Robert Stackowitz: 48 years
This is one story that would remind escapees that the life of a prison escapee may not be any different from life in prison. Robert escaped from prison in Carrol Country, Georgia in August 1968 while serving 17 years for aggravated robbery. He then took a flight back to his home state of Connecticut and lived in the town of Sherman where he was known to neighbours as Bob Gordon until he filed for social security benefits in 2016. His crimes immediately caught up with him as authorities came for him instead of his paycheck. He was too sick to be extradited back to Georgia though and died just a few weeks after a judge ordered his supervised release on medical grounds.
Darko Desic: 30 Years
The covid 19 pandemic hurt many people and cash labourers were the worst hit with lockdown orders. One of those men was Darko Desic of Sidney, Australia, who had escaped from a prison in New South Wales in 1992. He had apparently used a hacksaw to cut the bars off his cell window and then used lock cutters to open his gates to freedom. However, with no cash in the middle of a pandemic 30 years later, he remembered that there was a free bed and food in prison. He surrendered himself to police to serve the remaining year or so of his 3-year sentence, he ran away from.
Lester Eubanks: Nearly 50 years
This is one of the most mysterious cases the US Marshals Service has ever had to deal with. Eubanks was sentenced to death in 1965 for murder and the attempted rape of a 14-year-old girl. The abolition of the death penalty in 1972 saw his sentence changed to life in prison without parole. He was moved to a minimum-security facility in 1973 for good behaviour and allowed to go Christmas shopping at a mall in Columbus, Ohio. He took the opportunity to escape and has been on the run since then. In 2019, the Marshal service named him in their most-wanted list offering $25,000 for information leading to his capture.

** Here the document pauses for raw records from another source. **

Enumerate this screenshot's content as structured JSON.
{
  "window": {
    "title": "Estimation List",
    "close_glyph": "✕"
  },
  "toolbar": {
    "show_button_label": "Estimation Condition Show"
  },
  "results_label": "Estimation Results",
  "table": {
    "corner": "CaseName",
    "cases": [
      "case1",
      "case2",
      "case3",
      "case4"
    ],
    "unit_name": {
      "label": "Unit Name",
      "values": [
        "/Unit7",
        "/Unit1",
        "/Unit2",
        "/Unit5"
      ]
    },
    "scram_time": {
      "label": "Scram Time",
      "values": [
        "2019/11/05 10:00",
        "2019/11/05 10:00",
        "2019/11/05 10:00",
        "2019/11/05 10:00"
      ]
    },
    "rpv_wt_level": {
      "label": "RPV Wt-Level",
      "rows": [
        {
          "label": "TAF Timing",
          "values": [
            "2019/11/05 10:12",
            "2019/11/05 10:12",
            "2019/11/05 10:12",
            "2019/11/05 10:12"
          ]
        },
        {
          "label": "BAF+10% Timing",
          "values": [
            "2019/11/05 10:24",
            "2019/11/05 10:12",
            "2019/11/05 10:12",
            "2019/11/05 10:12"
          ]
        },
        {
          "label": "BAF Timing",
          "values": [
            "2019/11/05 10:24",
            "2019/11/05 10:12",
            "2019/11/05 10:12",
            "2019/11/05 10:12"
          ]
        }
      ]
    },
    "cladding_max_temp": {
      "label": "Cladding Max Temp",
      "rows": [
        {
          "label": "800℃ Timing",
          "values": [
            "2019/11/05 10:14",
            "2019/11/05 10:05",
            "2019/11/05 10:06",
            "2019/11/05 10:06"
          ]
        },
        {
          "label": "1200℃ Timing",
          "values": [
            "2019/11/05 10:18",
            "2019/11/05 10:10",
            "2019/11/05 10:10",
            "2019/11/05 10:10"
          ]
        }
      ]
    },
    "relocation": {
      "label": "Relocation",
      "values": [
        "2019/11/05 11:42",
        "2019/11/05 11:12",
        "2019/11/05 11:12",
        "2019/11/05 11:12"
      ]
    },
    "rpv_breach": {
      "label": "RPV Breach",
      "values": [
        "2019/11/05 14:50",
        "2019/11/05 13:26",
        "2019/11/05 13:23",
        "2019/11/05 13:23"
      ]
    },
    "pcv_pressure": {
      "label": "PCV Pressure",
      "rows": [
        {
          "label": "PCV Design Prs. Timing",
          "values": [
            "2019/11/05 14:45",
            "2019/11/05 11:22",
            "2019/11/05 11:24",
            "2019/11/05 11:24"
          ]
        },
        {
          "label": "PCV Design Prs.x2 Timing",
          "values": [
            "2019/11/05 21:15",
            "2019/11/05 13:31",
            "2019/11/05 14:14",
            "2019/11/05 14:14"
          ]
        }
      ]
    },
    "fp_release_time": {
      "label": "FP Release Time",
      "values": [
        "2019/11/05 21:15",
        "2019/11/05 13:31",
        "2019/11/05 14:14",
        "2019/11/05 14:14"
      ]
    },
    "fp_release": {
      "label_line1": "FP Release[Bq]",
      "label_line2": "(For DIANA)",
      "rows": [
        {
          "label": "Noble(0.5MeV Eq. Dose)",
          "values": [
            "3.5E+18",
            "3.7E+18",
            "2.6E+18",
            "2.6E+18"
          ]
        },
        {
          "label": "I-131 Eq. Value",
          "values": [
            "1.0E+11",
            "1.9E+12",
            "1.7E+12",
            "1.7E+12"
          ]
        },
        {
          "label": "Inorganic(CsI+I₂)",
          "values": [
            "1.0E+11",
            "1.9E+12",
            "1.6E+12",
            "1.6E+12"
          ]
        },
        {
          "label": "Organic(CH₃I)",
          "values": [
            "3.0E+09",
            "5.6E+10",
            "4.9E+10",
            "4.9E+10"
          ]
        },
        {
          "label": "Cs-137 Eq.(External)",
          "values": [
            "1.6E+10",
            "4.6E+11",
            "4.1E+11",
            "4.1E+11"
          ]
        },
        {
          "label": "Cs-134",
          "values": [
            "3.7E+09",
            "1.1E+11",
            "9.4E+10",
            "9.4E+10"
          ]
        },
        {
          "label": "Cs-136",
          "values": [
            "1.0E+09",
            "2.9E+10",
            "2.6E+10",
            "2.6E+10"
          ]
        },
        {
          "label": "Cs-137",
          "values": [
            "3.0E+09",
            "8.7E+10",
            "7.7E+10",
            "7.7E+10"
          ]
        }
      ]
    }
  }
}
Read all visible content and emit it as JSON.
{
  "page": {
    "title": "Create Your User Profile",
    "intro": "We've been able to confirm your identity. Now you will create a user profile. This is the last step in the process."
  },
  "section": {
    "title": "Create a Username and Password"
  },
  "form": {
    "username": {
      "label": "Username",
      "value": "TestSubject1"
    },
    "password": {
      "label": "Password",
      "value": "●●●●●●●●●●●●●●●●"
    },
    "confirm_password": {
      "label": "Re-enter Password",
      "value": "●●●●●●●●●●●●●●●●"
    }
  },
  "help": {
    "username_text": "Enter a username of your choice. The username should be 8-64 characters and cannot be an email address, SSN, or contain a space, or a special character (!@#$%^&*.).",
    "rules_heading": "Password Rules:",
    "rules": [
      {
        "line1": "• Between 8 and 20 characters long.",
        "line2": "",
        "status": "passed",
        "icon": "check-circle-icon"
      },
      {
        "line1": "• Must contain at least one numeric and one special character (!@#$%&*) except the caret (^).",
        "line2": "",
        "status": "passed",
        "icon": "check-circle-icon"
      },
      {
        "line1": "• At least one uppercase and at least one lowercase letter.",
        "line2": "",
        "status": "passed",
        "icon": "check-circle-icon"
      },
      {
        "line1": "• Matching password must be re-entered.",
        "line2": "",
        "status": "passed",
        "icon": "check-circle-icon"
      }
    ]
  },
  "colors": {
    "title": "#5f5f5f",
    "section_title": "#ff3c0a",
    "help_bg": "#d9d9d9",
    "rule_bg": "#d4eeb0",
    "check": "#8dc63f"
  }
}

Clarence David Moore: 30 years
This was another fugitive that got tired of looking over his shoulder and decided that time was ripe to hand himself over to the authorities. He was serving a 7-year jail term in North Carolina for Larceny in 1967 when he escaped in 1971. He was rearrested but then escaped again until 1975 when he was rearrested in Texas. He escaped from detention in Texas in 1976 and then moved to Franklin County, Kentucky where he lived under an alias until 2015 when he called the authorities and said he wanted to get it all behind him.